Cette recherche d’identité ne se limite d’ailleurs pas au seul champ artistique. Notre étude [5] menée à Shahrak-e Qâem en 2006-2007 nous a montré que dans d’autres domaines de la vie quotidienne, les immigrés afghans, à quelque ethnie qu’ils appartiennent, cherchent à exister et œuvrent dans ce sens.

Le Hazarisme ressemble à un courant de pensée - hélas ! - bien limité qui demande à être approfondi, étoffé, et à sortir de son cadre ethnique restreint et réducteur. Si cette Ecole doit être bâtie sur "la souffrance" et "l’errance" comme nous l’indique le titre de l’article, elle demanderait à être davantage théorisée, développée, en s’appuyant sur des œuvres multiples, pour être présentée sur la scène internationale.

L’émergence des grandes écoles d’art, comme le souligne Roger Bastide [6], n’est pas directement liée à la prospérité d’un pays, elle est en général plutôt liée aux déboires économiques et sociaux des pays confrontés à des moments difficiles de leur histoire. Alors que la situation actuelle en Afghanistan, si tendue, s’avère, dans cette logique, propice à la création de mouvements artistiques, pourquoi les Afghans de talent et avides de réputation n’entrent-ils pas en scène pour attirer l’attention des milieux d’art ?

Lucie-Smith [7] nous rappelle qu’à l’heure actuelle, il faut avoir à l’esprit que la création artistique suit son cours où qu’elle se trouve et que les artistes non occidentaux possèdent, eux aussi, un discours artistique qui leur est propre.

Notes

[1Pouladi, Hassan, L’histoire des Hazaras, traduit en persan par Ali Alemi-Kermâni, Téhéran, Ed. Mohammad Ebrahim Chariati Afghanistani, 1381 (2002).

[2Texte de sept pages, intitulé "La représentation de l’expérience de la souffrance et de l’errance dans l’art de l’immigré afghan", anonyme ; http://mazary.net.

[3Duvignaud, Jean, Sociologie de l’art, Paris, P.U.F., 1973, traduit en persan par Mehdi Sahâbi, Téhéran, Ed.
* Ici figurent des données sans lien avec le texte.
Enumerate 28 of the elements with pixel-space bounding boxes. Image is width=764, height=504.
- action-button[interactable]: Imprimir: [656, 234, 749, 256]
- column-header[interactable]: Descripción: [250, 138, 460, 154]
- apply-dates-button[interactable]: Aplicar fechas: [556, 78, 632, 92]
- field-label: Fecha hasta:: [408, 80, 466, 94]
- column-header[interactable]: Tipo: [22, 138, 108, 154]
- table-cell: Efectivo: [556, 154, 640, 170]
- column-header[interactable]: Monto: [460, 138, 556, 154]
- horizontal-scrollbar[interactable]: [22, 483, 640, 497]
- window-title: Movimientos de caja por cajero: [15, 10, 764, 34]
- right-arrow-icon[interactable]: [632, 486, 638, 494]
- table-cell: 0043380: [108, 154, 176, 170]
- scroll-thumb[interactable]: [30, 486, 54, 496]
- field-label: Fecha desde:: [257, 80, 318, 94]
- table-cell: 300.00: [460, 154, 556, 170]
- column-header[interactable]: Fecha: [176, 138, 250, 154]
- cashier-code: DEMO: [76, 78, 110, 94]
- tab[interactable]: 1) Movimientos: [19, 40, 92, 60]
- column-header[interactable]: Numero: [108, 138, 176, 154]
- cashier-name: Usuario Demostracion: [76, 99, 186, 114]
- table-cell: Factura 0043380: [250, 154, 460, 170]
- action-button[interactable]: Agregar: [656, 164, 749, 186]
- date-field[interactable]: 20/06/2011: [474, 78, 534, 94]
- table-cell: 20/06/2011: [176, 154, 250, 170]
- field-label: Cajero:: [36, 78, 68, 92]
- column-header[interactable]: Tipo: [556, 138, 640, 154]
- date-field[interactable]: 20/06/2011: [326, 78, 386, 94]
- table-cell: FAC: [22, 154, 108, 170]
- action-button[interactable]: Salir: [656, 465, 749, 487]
Markaz, 1379 (2000), p. 75.

[4Malinowski, Bronislaw, Une Théorie Scientifique de la Culture, Paris, Maspero, points, 1974.

[5Mirzâï, Hossein, Examen anthropologique du style de vie des immigrés hazara d’Afghanistan (Shahrak-e Qâem/ Qom), Mémoire de maîtrise, soutenu à l’Univ. de Téhéran, printemps 2007.

[6Bastide, Roger, Art et Société, Paris, Payot, 1977, traduit en persan par Ghaffâr Hosseini, Téhéran, Ed. Tous, 1374 (1995), p.229.

[7Lucie-Smith, Edward, Movement in art, New York, Ed .Thomes and Hudson, 1999, traduit en persan par Ali Rezâ Sami Azar, Téhéran, Ed. Nazar, 1380 (2001), couverture.